Tassie Hathaway received a letter from Elaine White, the county’s superintendent, on May 15th informing her of the ban at Bertie High School. In the letter it said, “we believe that your interactions with staff at Bertie High School are disruptive to the educational environment. Therefore, effective immediately you are hereby banned from coming onto the property of Bertie High School without advanced permission from school or district administration.”
Hathaway said her daughter Angel, who’s autistic and blind, is being left without a proper education because there are no teachers trained to deal with blind students. By law, the school must provide accommodations for any special needs child. In Angel’s case, the school was supposed to provide a teacher who is trained to deal with the blind for 90 minutes every week. But Hathaway said that isn’t happening, nor is it enough.
“They had me thinking that the teacher from the blind was coming in twice a week for 90 minutes, Mondays and Fridays,” she said. “Okay, the lady hadn’t been there in four Fridays.”
The school district’s reasoning to ban Hathaway was due to disruptive behavior at the school, which included abusive and harassing language towards the staff, and interrupting the education of others. But Hathaway said that isn’t true. She said any time she came to the school she signed in at the office and waited to be escorted as she was supposed to do.
“What kind of harm is that,” Hathaway said. “What is Bertie County Schools hiding that they don’t want the parents to know?
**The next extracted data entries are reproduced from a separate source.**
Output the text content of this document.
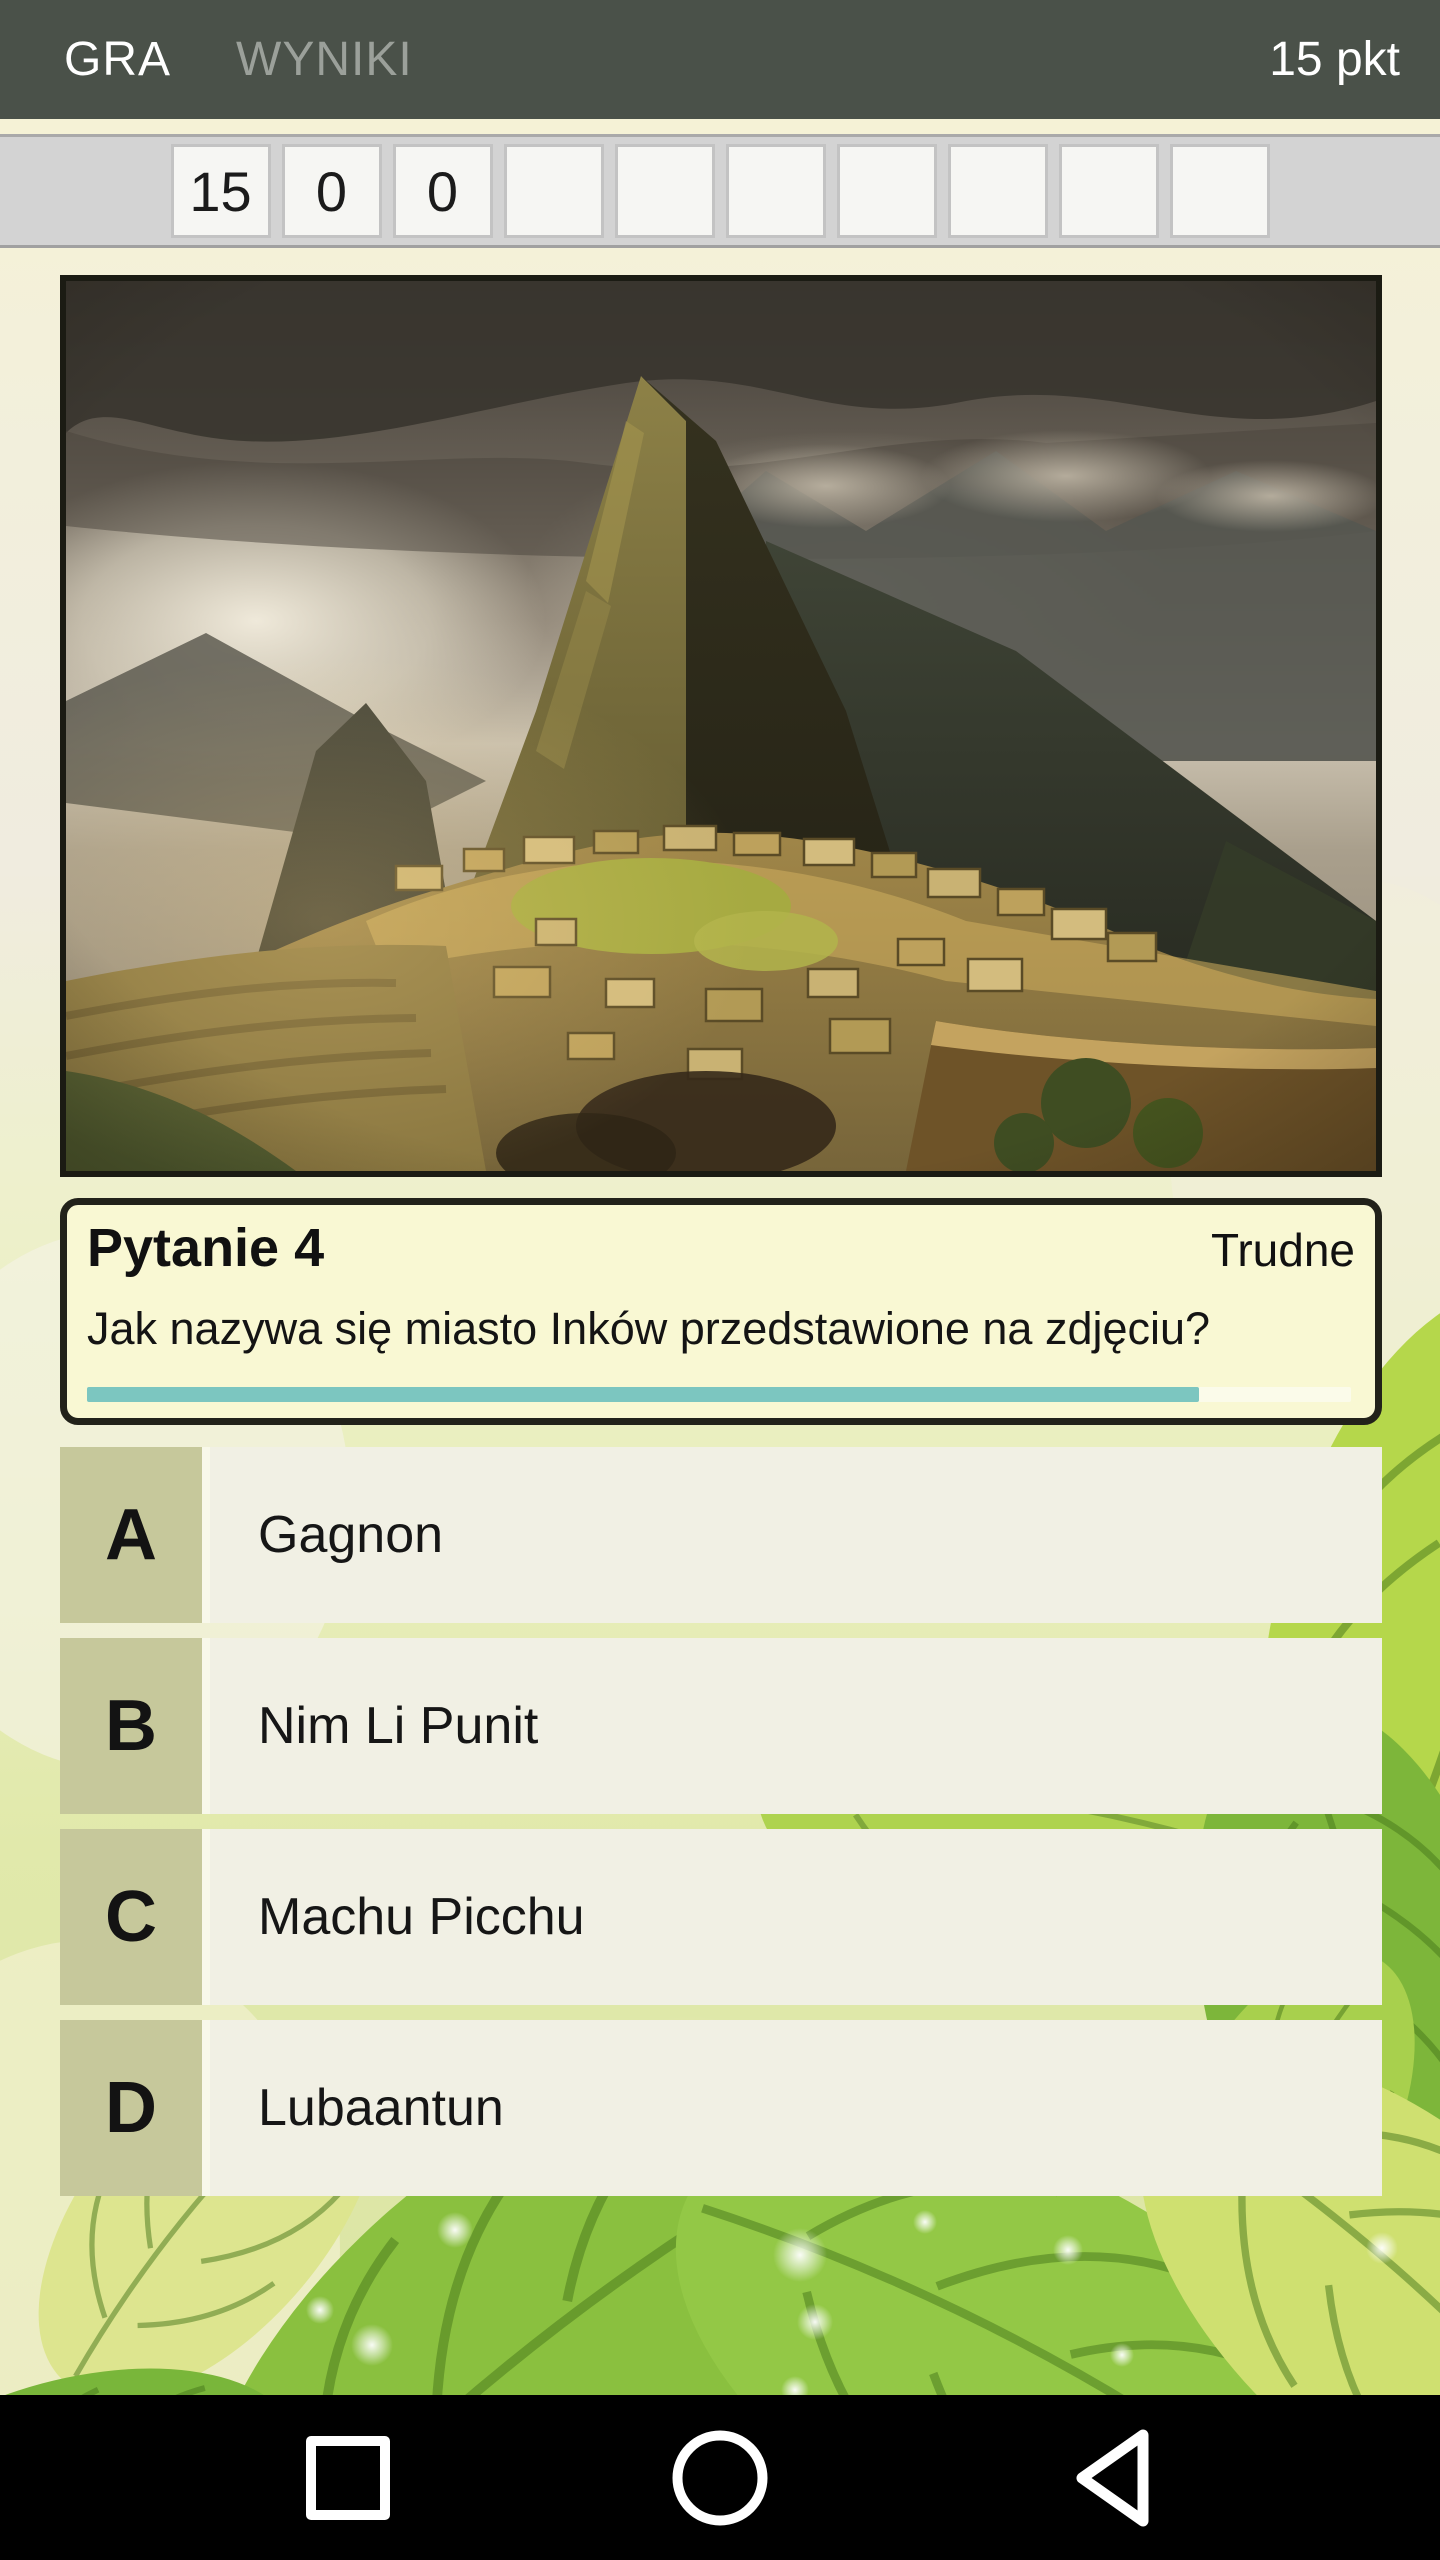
GRA WYNIKI	15 pkt
15	0	0
Pytanie 4	Trudne
Jak nazywa się miasto Inków przedstawione na zdjęciu?
A	Gagnon
B	Nim Li Punit
C	Machu Picchu
D	Lubaantun
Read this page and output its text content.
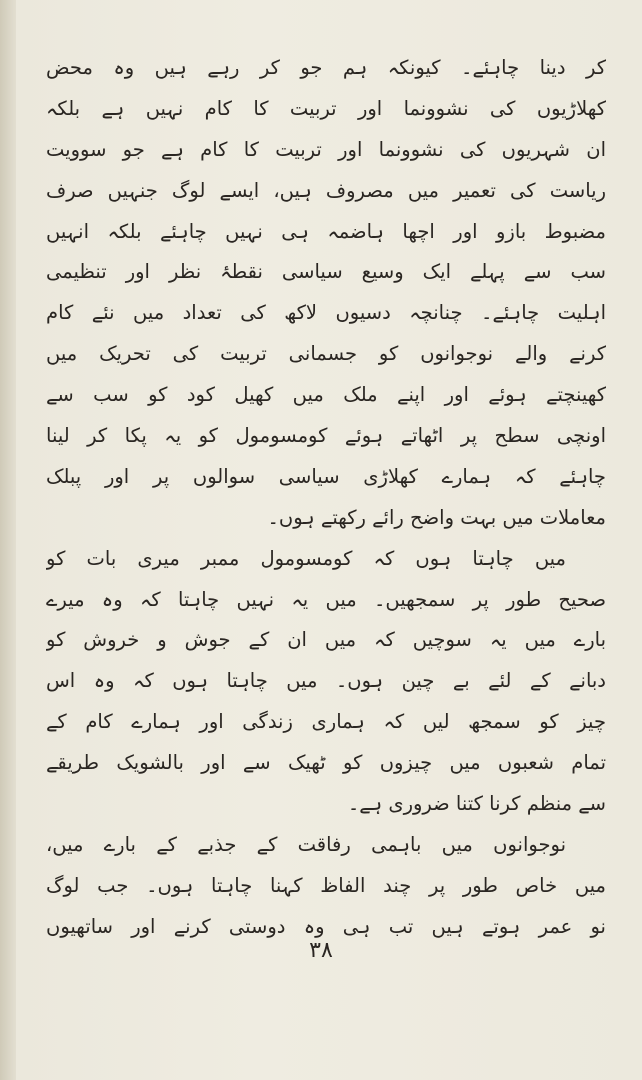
کر دینا چاہئے۔ کیونکہ ہم جو کر رہے ہیں وہ محض
کھلاڑیوں کی نشوونما اور تربیت کا کام نہیں ہے بلکہ
ان شہریوں کی نشوونما اور تربیت کا کام ہے جو سوویت
ریاست کی تعمیر میں مصروف ہیں، ایسے لوگ جنہیں صرف
مضبوط بازو اور اچھا ہاضمہ ہی نہیں چاہئے بلکہ انہیں
سب سے پہلے ایک وسیع سیاسی نقطۂ نظر اور تنظیمی
اہلیت چاہئے۔ چنانچہ دسیوں لاکھ کی تعداد میں نئے کام
کرنے والے نوجوانوں کو جسمانی تربیت کی تحریک میں
کھینچتے ہوئے اور اپنے ملک میں کھیل کود کو سب سے
اونچی سطح پر اٹھاتے ہوئے کومسومول کو یہ پکا کر لینا
چاہئے کہ ہمارے کھلاڑی سیاسی سوالوں پر اور پبلک
معاملات میں بہت واضح رائے رکھتے ہوں۔
میں چاہتا ہوں کہ کومسومول ممبر میری بات کو
صحیح طور پر سمجھیں۔ میں یہ نہیں چاہتا کہ وہ میرے
بارے میں یہ سوچیں کہ میں ان کے جوش و خروش کو
دبانے کے لئے بے چین ہوں۔ میں چاہتا ہوں کہ وہ اس
چیز کو سمجھ لیں کہ ہماری زندگی اور ہمارے کام کے
تمام شعبوں میں چیزوں کو ٹھیک سے اور بالشویک طریقے
سے منظم کرنا کتنا ضروری ہے۔
نوجوانوں میں باہمی رفاقت کے جذبے کے بارے میں،
میں خاص طور پر چند الفاظ کہنا چاہتا ہوں۔ جب لوگ
نو عمر ہوتے ہیں تب ہی وہ دوستی کرنے اور ساتھیوں
۳۸
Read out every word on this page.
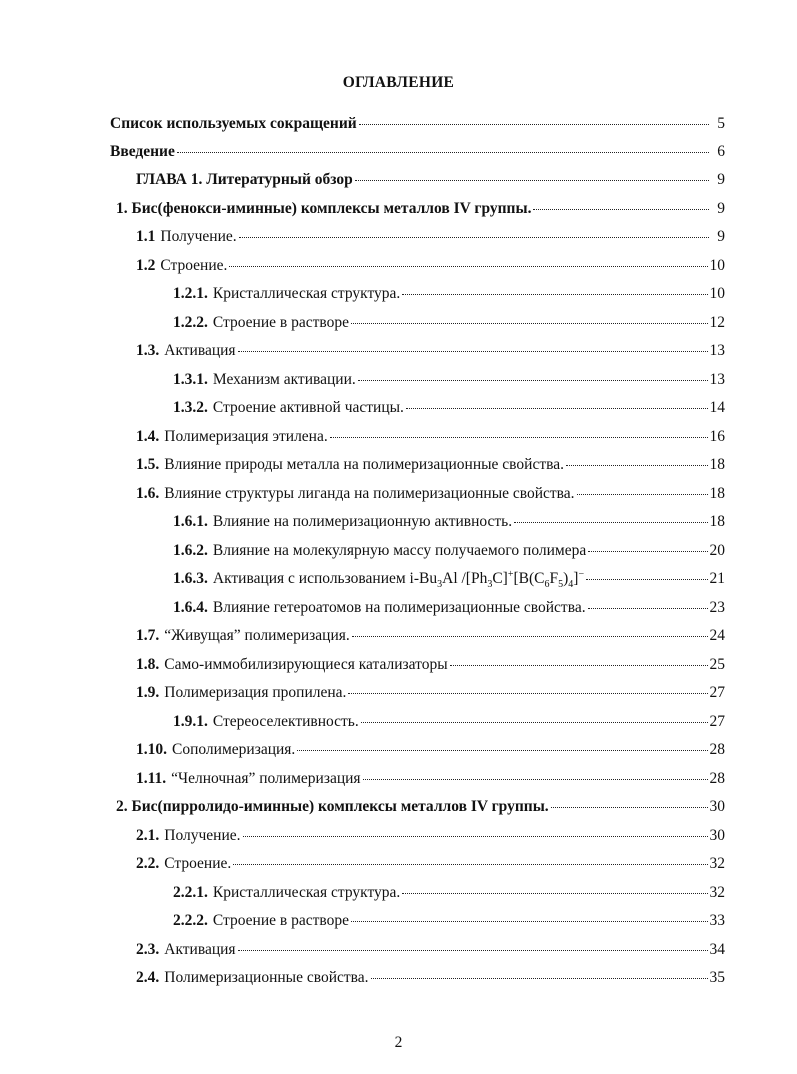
ОГЛАВЛЕНИЕ
Список используемых сокращений	5
Введение	6
ГЛАВА 1. Литературный обзор	9
1. Бис(фенокси-иминные) комплексы металлов IV группы.	9
1.1 Получение.	9
1.2 Строение.	10
1.2.1. Кристаллическая структура.	10
1.2.2. Строение в растворе	12
1.3. Активация	13
1.3.1. Механизм активации.	13
1.3.2. Строение активной частицы.	14
1.4. Полимеризация этилена.	16
1.5. Влияние природы металла на полимеризационные свойства.	18
1.6. Влияние структуры лиганда на полимеризационные свойства.	18
1.6.1. Влияние на полимеризационную активность.	18
1.6.2. Влияние на молекулярную массу получаемого полимера	20
1.6.3. Активация с использованием $i-Bu_3Al$ $/[Ph_3C]^+[B(C_6F_5)_4]^-$	21
1.6.4. Влияние гетероатомов на полимеризационные свойства.	23
1.7. “Живущая” полимеризация.	24
1.8. Само-иммобилизирующиеся катализаторы	25
1.9. Полимеризация пропилена.	27
1.9.1. Стереоселективность.	27
1.10. Сополимеризация.	28
1.11. “Челночная” полимеризация	28
2. Бис(пирролидо-иминные) комплексы металлов IV группы.	30
2.1. Получение.	30
2.2. Строение.	32
2.2.1. Кристаллическая структура.	32
2.2.2. Строение в растворе	33
2.3. Активация	34
2.4. Полимеризационные свойства.	35
2
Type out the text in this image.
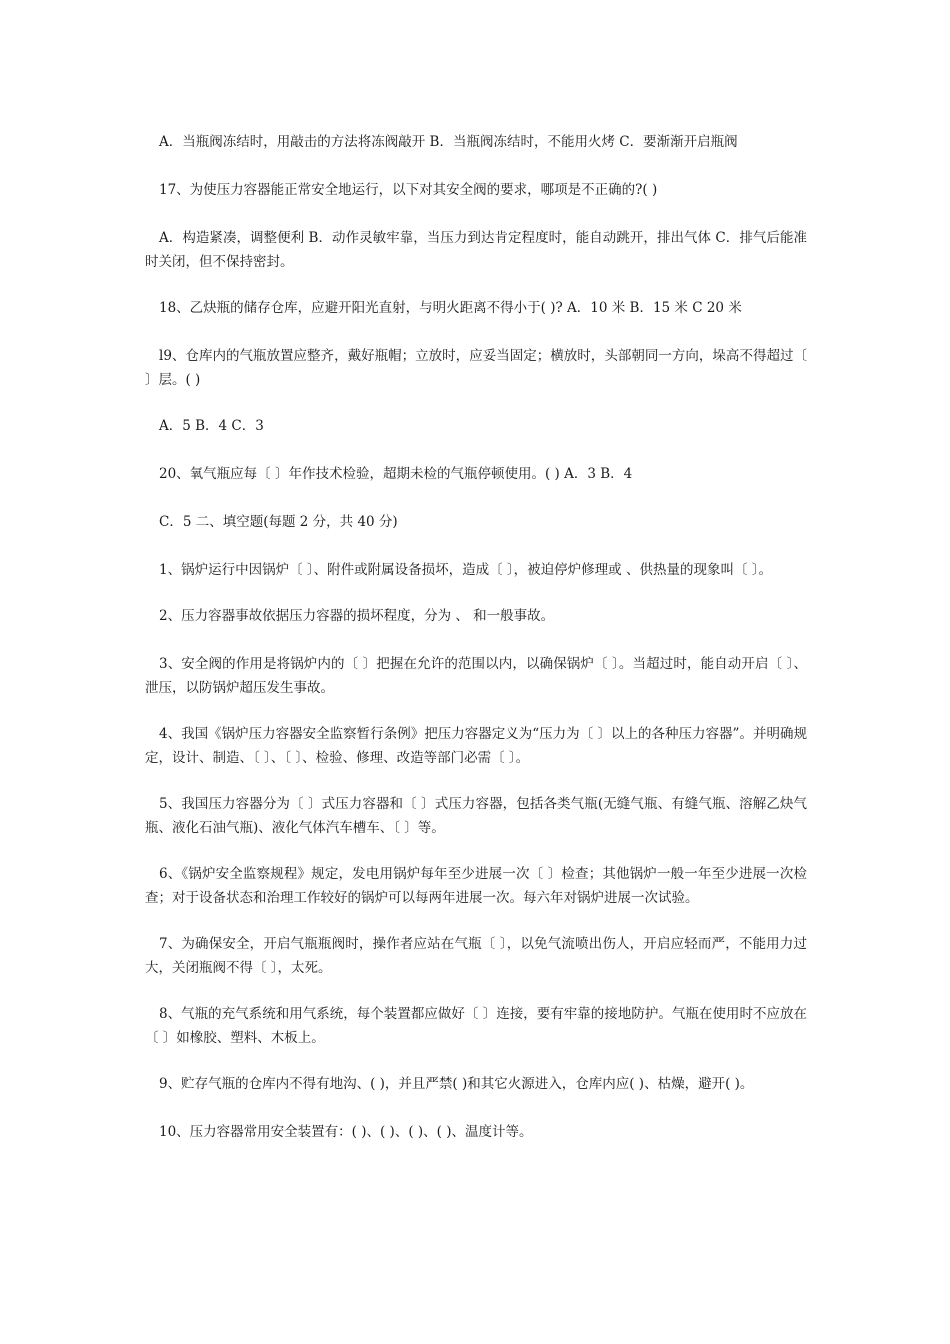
A．当瓶阀冻结时，用敲击的方法将冻阀敲开 B．当瓶阀冻结时，不能用火烤 C．要渐渐开启瓶阀

17、为使压力容器能正常安全地运行，以下对其安全阀的要求，哪项是不正确的?( )

A．构造紧凑，调整便利 B．动作灵敏牢靠，当压力到达肯定程度时，能自动跳开，排出气体 C．排气后能准时关闭，但不保持密封。

18、乙炔瓶的储存仓库，应避开阳光直射，与明火距离不得小于( )? A．10 米 B．15 米 C 20 米

l9、仓库内的气瓶放置应整齐，戴好瓶帽；立放时，应妥当固定；横放时，头部朝同一方向，垛高不得超过〔 〕层。( )

A．5 B．4 C．3

20、氧气瓶应每〔 〕年作技术检验，超期未检的气瓶停顿使用。( ) A．3 B．4

C．5 二、填空题(每题 2 分，共 40 分)

1、锅炉运行中因锅炉〔 〕、附件或附属设备损坏，造成〔 〕，被迫停炉修理或 、供热量的现象叫〔 〕。

2、压力容器事故依据压力容器的损坏程度，分为 、 和一般事故。

3、安全阀的作用是将锅炉内的〔 〕把握在允许的范围以内，以确保锅炉〔 〕。当超过时，能自动开启〔 〕、泄压，以防锅炉超压发生事故。

4、我国《锅炉压力容器安全监察暂行条例》把压力容器定义为“压力为〔 〕以上的各种压力容器”。并明确规定，设计、制造、〔 〕、〔 〕、检验、修理、改造等部门必需〔 〕。

5、我国压力容器分为〔 〕式压力容器和〔 〕式压力容器，包括各类气瓶(无缝气瓶、有缝气瓶、溶解乙炔气瓶、液化石油气瓶)、液化气体汽车槽车、〔 〕等。

6、《锅炉安全监察规程》规定，发电用锅炉每年至少进展一次〔 〕检查；其他锅炉一般一年至少进展一次检查；对于设备状态和治理工作较好的锅炉可以每两年进展一次。每六年对锅炉进展一次试验。

7、为确保安全，开启气瓶瓶阀时，操作者应站在气瓶〔 〕，以免气流喷出伤人，开启应轻而严，不能用力过大，关闭瓶阀不得〔 〕，太死。

8、气瓶的充气系统和用气系统，每个装置都应做好〔 〕连接，要有牢靠的接地防护。气瓶在使用时不应放在〔 〕如橡胶、塑料、木板上。

9、贮存气瓶的仓库内不得有地沟、( )，并且严禁( )和其它火源进入，仓库内应( )、枯燥，避开( )。

10、压力容器常用安全装置有：( )、( )、( )、( )、温度计等。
What is going on?”
WNCT reached out to school officials by phone, email and in person, but no one wanted to comment on camera. In a statement, a district spokesperson said, “the actions taken by the school system are intended to allow us to continue to provide the best possible educational services to all of our students in a safe and orderly environment.”
But Hathaway said she believes her special needs daughter is being left behind, and no one at the school cares.
“Yes she’s blind, yes she has a disability. But she also can be taught.”
Hathaway was told that if she continued to come on school property without permission, she could be charged with trespassing.